The court heard that the school was attacked on social media with “threats of violence”, abuse, “false” accusations of Islamophobia and a “bomb hoax” but that the situation had since “calmed down”.

The student said the school’s stance on prayer was “the kind of discrimination that makes religious minorities feel alienated from society,” a judge was told.

Their lawyers claim the prayer ban “exclusively” affects the Muslim faith more than other religions due to its ritualized nature and rules around prayer.


Katharine Birbalsingh’s full statement:

We are in court to defend the culture and spirit of Michaela and the decisions that governors have made to maintain a successful and stable learning environment where children of all races and religions can thrive. We want our multicultural and multi-religious community to flourish. Ours is a happy and respectful secular school where every race, faith and group understands self-sacrifice for the good of the whole. We are a big family Michaela.

Michaela is rated Outstanding by Ofsted and has a unique culture that produces young people of exceptional character. Our pupils achieve excellent exam grades, including the highest progress ever recorded at GCSE level in a state-funded school, helping them gain places at some of the world’s best universities. We are extremely proud of what we do to transform the lives of young people, many of whom come from disadvantaged backgrounds. To achieve all this, our school must be a place where children of all races and religions buy into something they all share and that is bigger than themselves: our country.

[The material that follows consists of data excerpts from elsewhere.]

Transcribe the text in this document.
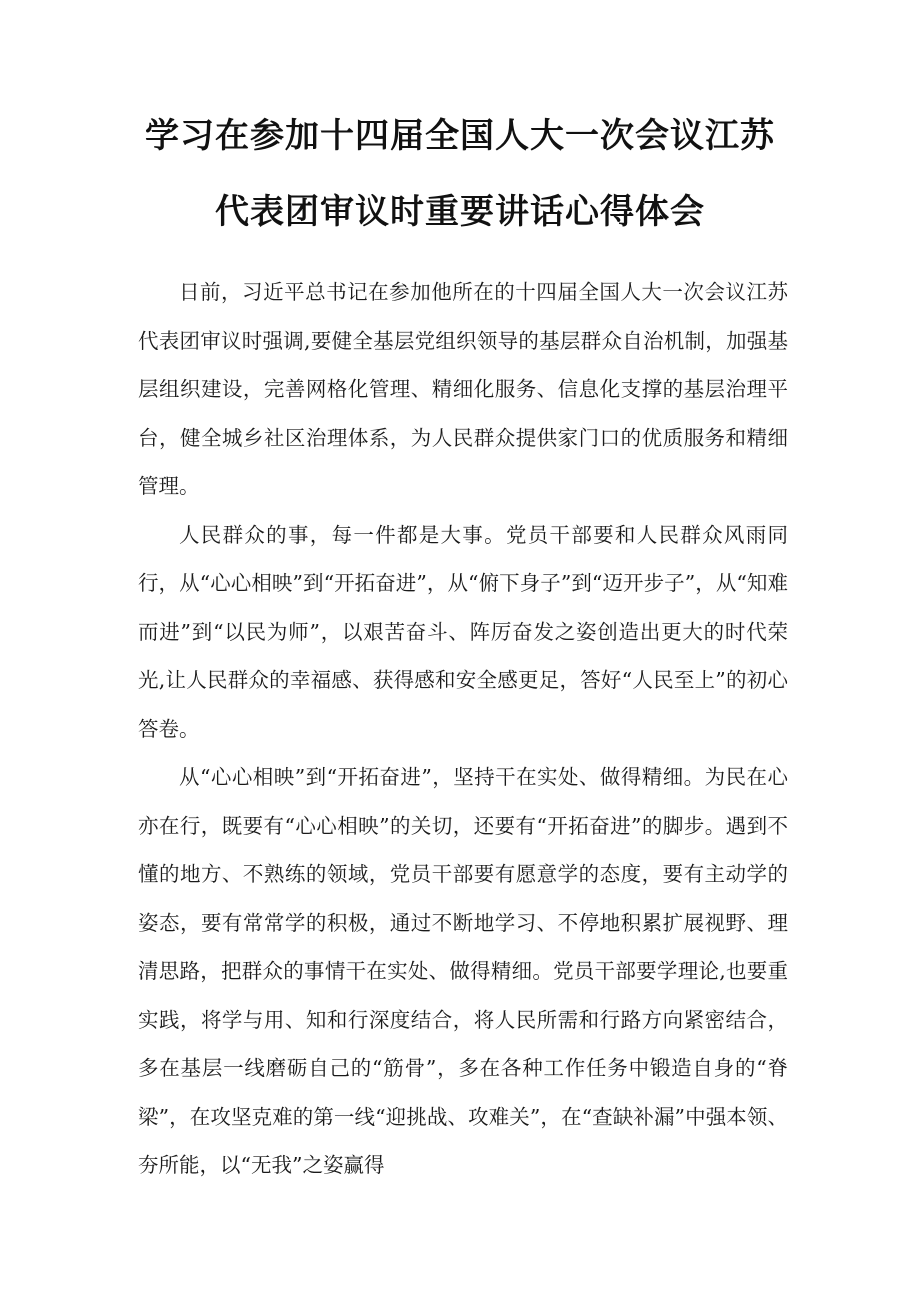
学习在参加十四届全国人大一次会议江苏
代表团审议时重要讲话心得体会

日前，习近平总书记在参加他所在的十四届全国人大一次会议江苏代表团审议时强调,要健全基层党组织领导的基层群众自治机制，加强基层组织建设，完善网格化管理、精细化服务、信息化支撑的基层治理平台，健全城乡社区治理体系，为人民群众提供家门口的优质服务和精细管理。

人民群众的事，每一件都是大事。党员干部要和人民群众风雨同行，从“心心相映”到“开拓奋进”，从“俯下身子”到“迈开步子”，从“知难而进”到“以民为师”，以艰苦奋斗、阵厉奋发之姿创造出更大的时代荣光,让人民群众的幸福感、获得感和安全感更足，答好“人民至上”的初心答卷。

从“心心相映”到“开拓奋进”，坚持干在实处、做得精细。为民在心亦在行，既要有“心心相映”的关切，还要有“开拓奋进”的脚步。遇到不懂的地方、不熟练的领域，党员干部要有愿意学的态度，要有主动学的姿态，要有常常学的积极，通过不断地学习、不停地积累扩展视野、理清思路，把群众的事情干在实处、做得精细。党员干部要学理论,也要重实践，将学与用、知和行深度结合，将人民所需和行路方向紧密结合，多在基层一线磨砺自己的“筋骨”，多在各种工作任务中锻造自身的“脊梁”，在攻坚克难的第一线“迎挑战、攻难关”，在“查缺补漏”中强本领、夯所能，以“无我”之姿赢得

We have a large number of Muslim students. Their positive experiences have helped increase the number of Muslim students at the school by 50 percent. My own grandmother was Muslim. But the Governing Body had to make the decision to suspend prayer rituals when some students started them, against a backdrop of events that included violence, intimidation and terrible racial harassment against our teachers.

Our decision restored calm and order to the school. We have always been clear with parents and students when requesting Michaela that due to our restrictive building combined with our strict ethos that does not allow children to wander around the school unsupervised, we cannot have a prayer room.

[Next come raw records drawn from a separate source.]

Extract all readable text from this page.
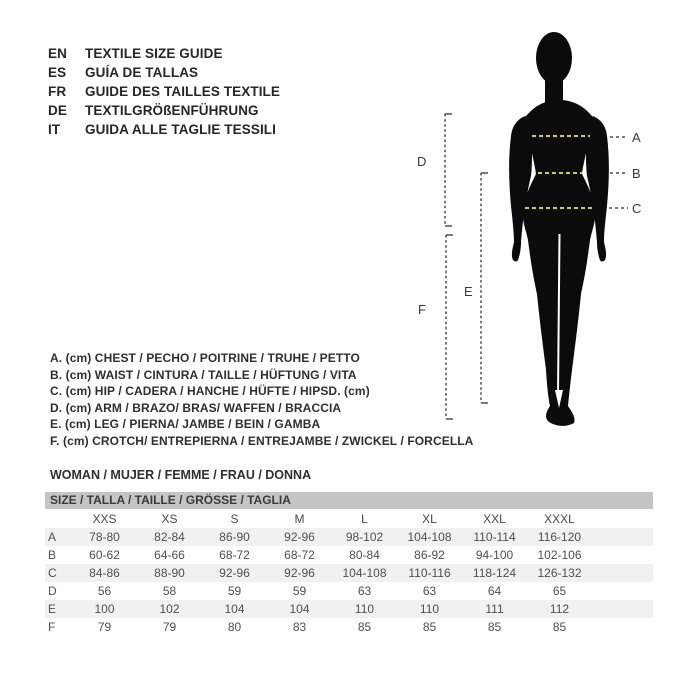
EN	TEXTILE SIZE GUIDE
ES	GUÍA DE TALLAS
FR	GUIDE DES TAILLES TEXTILE
DE	TEXTILGRÖßENFÜHRUNG
IT	GUIDA ALLE TAGLIE TESSILI
A
B
C
D
E
F
A. (cm) CHEST / PECHO / POITRINE / TRUHE / PETTO
B. (cm) WAIST / CINTURA / TAILLE / HÜFTUNG / VITA
C. (cm) HIP / CADERA / HANCHE / HÜFTE / HIPSD. (cm)
D. (cm) ARM / BRAZO/ BRAS/ WAFFEN / BRACCIA
E. (cm) LEG / PIERNA/ JAMBE / BEIN / GAMBA
F. (cm) CROTCH/ ENTREPIERNA / ENTREJAMBE / ZWICKEL / FORCELLA
WOMAN / MUJER / FEMME / FRAU / DONNA
SIZE / TALLA / TAILLE / GRÖSSE / TAGLIA
XXS	XS	S	M	L	XL	XXL	XXXL
A	78-80	82-84	86-90	92-96	98-102	104-108	110-114	116-120
B	60-62	64-66	68-72	68-72	80-84	86-92	94-100	102-106
C	84-86	88-90	92-96	92-96	104-108	110-116	118-124	126-132
D	56	58	59	59	63	63	64	65
E	100	102	104	104	110	110	111	112
F	79	79	80	83	85	85	85	85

At Michaela, people of all faiths make sacrifices so we can maintain a safe secular community. Some Jehovah’s Witness families have opposed Macbeth as the established GCSE text. Some Christian families have asked that we not hold our GCSE revision sessions on Sundays. Some Hindu families have objected to dishes touching eggs. And our Muslim families have signed up for school knowing that we don’t have a prayer room. We all eat vegetarian food so we can break bread together at lunch, where the children are not divided by race or religion. We all make our sacrifices to be able to live in harmony.

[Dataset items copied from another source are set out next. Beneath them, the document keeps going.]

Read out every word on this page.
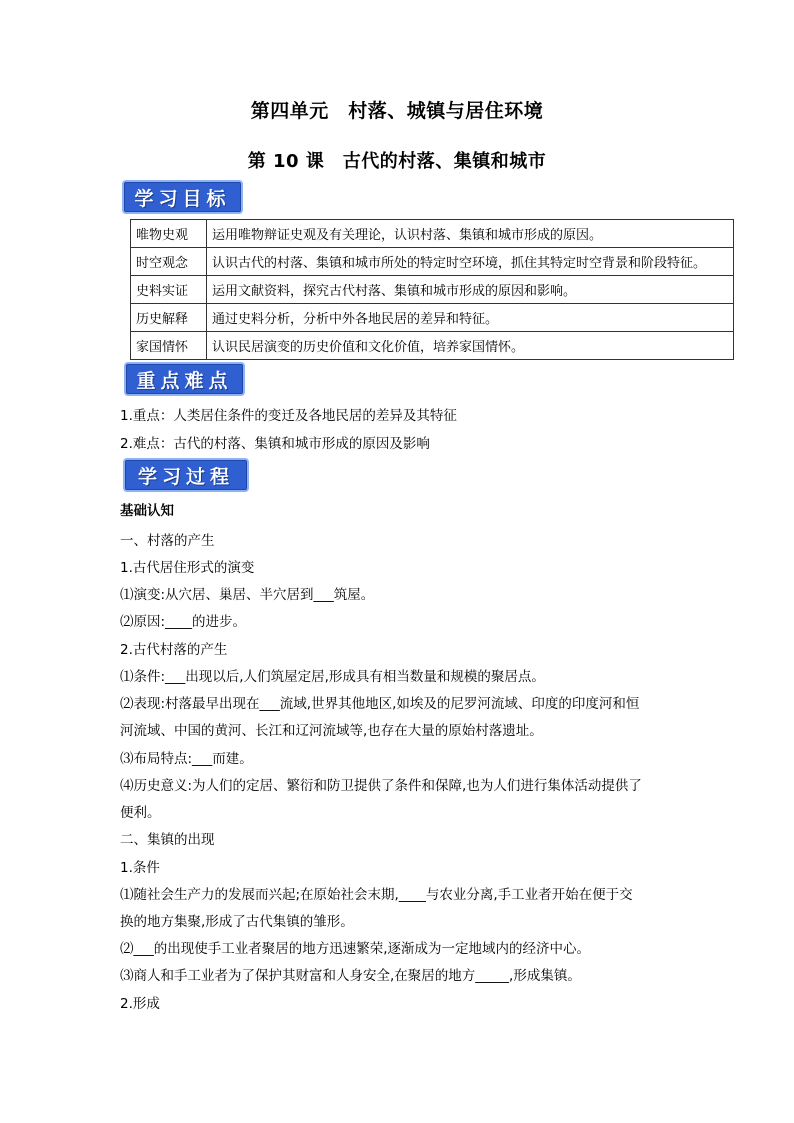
第四单元　村落、城镇与居住环境
第 10 课　古代的村落、集镇和城市
学习目标
唯物史观	运用唯物辩证史观及有关理论，认识村落、集镇和城市形成的原因。
时空观念	认识古代的村落、集镇和城市所处的特定时空环境，抓住其特定时空背景和阶段特征。
史料实证	运用文献资料，探究古代村落、集镇和城市形成的原因和影响。
历史解释	通过史料分析，分析中外各地民居的差异和特征。
家国情怀	认识民居演变的历史价值和文化价值，培养家国情怀。
重点难点
1.重点：人类居住条件的变迁及各地民居的差异及其特征
2.难点：古代的村落、集镇和城市形成的原因及影响
学习过程
基础认知
一、村落的产生
1.古代居住形式的演变
⑴演变:从穴居、巢居、半穴居到___筑屋。
⑵原因:____的进步。
2.古代村落的产生
⑴条件:___出现以后,人们筑屋定居,形成具有相当数量和规模的聚居点。
⑵表现:村落最早出现在___流域,世界其他地区,如埃及的尼罗河流域、印度的印度河和恒
河流域、中国的黄河、长江和辽河流域等,也存在大量的原始村落遗址。
⑶布局特点:___而建。
⑷历史意义:为人们的定居、繁衍和防卫提供了条件和保障,也为人们进行集体活动提供了
便利。
二、集镇的出现
1.条件
⑴随社会生产力的发展而兴起;在原始社会末期,____与农业分离,手工业者开始在便于交
换的地方集聚,形成了古代集镇的雏形。
⑵___的出现使手工业者聚居的地方迅速繁荣,逐渐成为一定地域内的经济中心。
⑶商人和手工业者为了保护其财富和人身安全,在聚居的地方_____,形成集镇。
2.形成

We believe that it is wrong to separate children based on their religion or race, and that it is our duty to protect all of our children and provide them with an environment free from harassment, intimidation and bullying.

Multiculturalism can only be successful when we understand that each group must make sacrifices for the good of the whole. We allow our children freedoms of all kinds, as long as those freedoms do not threaten the happiness and success of the entire school community. Our children, whatever their origin, are British. As a school, we celebrate what we have in common so that the extraordinary diversity of cultures we have under our roof can succeed.

I will never separate children according to race and religion.